B’cast: DVR Is Our Friend

New York -- Contrary to popular perception, digital-video recorders won't sound the death knell for traditional TV-viewing patterns and commercials.

Rather, the time-shifting technology leads to more watching, especially of network programming, and potentially more exposure for commercial messages.

So said broadcast-network research executives who gathered here Wednesday at NBC Universal headquarters at 30 Rockefeller Center to present findings from several studies.

"What we are seeing is that DVRs are going to increase viewership to major network programming and commercial exposure in those programs," said David Poltrack, executive vice president of research and planning at CBS and UPN.

In a presentation co-directed by Alan Wurtzel, president of research and media development for NBC U, the broadcast networks said households with DVRs watched 12% more TV than non-DVR homes -- 5.7 hours of TV viewing per day, versus 5.1.
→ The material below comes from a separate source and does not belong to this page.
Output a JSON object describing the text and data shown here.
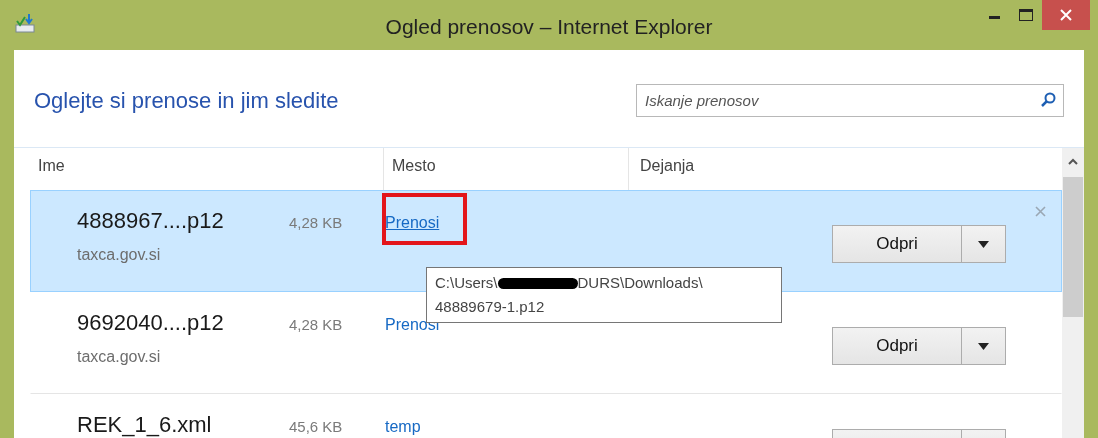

Moreover, data culled from a Nielsen Media Research survey in seven markets -- Houston and Austin, Texas; Tampa and Orlando, Fla.; Denver; and Charlotte and Raleigh, N.C. -- showed that primetime programs upped their audience by an average of 4% in DVR homes.

As for DVR-viewing habits, 60% of those who record a program watch it within 24 hours, while 80% do it within the first two days of its original airing. Several surveys suggested that most of the DVR action falls to the top 20 network shows.

Additionally, the networks' own proprietary research indicated that 58% of DVR users pay attention to spots even while fast-forwarding through them, while 53% have rewound to watch the commercials they had mistakenly skipped.

Wurtzel noted that self reports -- in which respondents monitor either their DVR usage or remote-control habits -- tend to overstate the percentage of ads they skip.

"It's not that people don't like commercials -- they don't like bad commercials," he said.

Nielsen will begin incorporating a DVR component -- live viewing, plus the following seven days on a recorded basis -- within its ratings services Dec. 26.

Estimated DVR penetration by year-end is 8.8 million homes, or 8% of the U.S. population. By 2010, it is projected that 45.9 million homes will have such devices, or 39% of the population.